Last December, due to the surge in COVID-19 patients, Japan had to send medical staff from the Self-Defense Force to help due to the surge in COVID-19.
At the same time, the rest of the prefectures have a large amount of unused resources.
Yoyuki Morita is a medical journalist and a doctor at a clinic in Kagoshima, southern Japan.
According to him, Kagoshima has only two severe coronavirus patients and is now almost empty.” The Japanese health system lacks the flexibility to respond quickly to situations, such as transferring patients or redistributing medical staff – you can do this in Europe, but not in Japan.”
Private hospitals are not well resourced and willing to receive treatment.
In the early stage of the pandemic, the Japanese government also wanted all those who tested positive for the novel coronavirus to be hospitalized, including those who were not seriously ill.
The rule was later relaxed to allow asymptomatic and mildly infected people to be quarantined in hotels or homes.
Morita said that about 30% of people in Japan who have tested positive for the novel coronavirus are still hospitalized, compared with only 2% in the United States.
Most private hospitals are small and do not have professionals trained in infectious diseases.
According to the data of Japan’s Ministry of Health, Labour and Welfare, only one-third of private hospitals have the necessary conditions to admit COVID-19 patients, and about three-quarters of public hospitals have the corresponding conditions.

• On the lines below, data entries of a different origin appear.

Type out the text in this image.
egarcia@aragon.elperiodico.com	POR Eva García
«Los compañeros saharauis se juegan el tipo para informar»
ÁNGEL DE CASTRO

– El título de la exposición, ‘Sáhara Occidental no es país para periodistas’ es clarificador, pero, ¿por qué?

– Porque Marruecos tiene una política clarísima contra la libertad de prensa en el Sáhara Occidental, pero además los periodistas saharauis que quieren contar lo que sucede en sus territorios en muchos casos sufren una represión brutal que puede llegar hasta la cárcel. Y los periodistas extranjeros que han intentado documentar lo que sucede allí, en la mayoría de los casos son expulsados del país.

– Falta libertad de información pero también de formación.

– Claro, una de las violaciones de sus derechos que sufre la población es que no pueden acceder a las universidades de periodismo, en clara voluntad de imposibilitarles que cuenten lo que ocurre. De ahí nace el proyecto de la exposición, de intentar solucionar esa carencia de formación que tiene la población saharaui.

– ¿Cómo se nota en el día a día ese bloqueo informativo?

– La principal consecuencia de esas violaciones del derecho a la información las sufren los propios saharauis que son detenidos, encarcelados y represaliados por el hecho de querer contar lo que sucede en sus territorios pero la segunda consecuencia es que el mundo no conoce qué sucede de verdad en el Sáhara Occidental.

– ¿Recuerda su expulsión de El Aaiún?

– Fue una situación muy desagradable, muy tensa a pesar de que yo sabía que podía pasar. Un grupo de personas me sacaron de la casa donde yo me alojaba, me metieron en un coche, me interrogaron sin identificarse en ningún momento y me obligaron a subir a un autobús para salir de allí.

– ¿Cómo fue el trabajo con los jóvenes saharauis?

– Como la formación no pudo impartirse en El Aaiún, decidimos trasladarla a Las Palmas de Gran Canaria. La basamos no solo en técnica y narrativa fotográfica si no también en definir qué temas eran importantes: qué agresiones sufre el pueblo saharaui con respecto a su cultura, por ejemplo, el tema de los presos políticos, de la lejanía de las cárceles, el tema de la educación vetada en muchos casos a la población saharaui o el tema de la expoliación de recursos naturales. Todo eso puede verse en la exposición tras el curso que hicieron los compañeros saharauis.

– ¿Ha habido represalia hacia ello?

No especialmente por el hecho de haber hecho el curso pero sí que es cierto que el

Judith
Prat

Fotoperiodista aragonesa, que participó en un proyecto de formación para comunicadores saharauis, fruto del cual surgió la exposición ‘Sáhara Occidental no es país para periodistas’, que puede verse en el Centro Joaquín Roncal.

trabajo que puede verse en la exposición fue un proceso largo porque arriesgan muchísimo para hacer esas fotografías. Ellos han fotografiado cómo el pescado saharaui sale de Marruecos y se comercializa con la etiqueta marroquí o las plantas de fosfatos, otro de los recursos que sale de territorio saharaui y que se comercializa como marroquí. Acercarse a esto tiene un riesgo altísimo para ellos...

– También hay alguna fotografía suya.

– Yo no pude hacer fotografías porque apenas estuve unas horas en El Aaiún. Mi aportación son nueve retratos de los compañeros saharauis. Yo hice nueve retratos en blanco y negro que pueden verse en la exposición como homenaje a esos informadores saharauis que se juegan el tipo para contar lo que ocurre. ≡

Bloomberg also reported that some private hospitals are also unwilling to actively respond to the novel coronavirus pneumonia.
They are afraid that they will become the outbreak site or lose other sources of patients.
The Japanese government will now subsidize some hospitals for severe COVID-19 patients, up to 19.5 million yen per bed.
In addition, the Japanese government has renovated some public hospitals to only treat COVID-19 patients.
Takao Aizawa, president of the Japan Hospital Association, is also the head of a private hospital in Nagano Prefecture.
Aizawa believes that Japan’s medical system should be better used: “There is a mechanism to protect the whole society through cooperation between hospitals. If the system can work properly, we won’t have trouble.”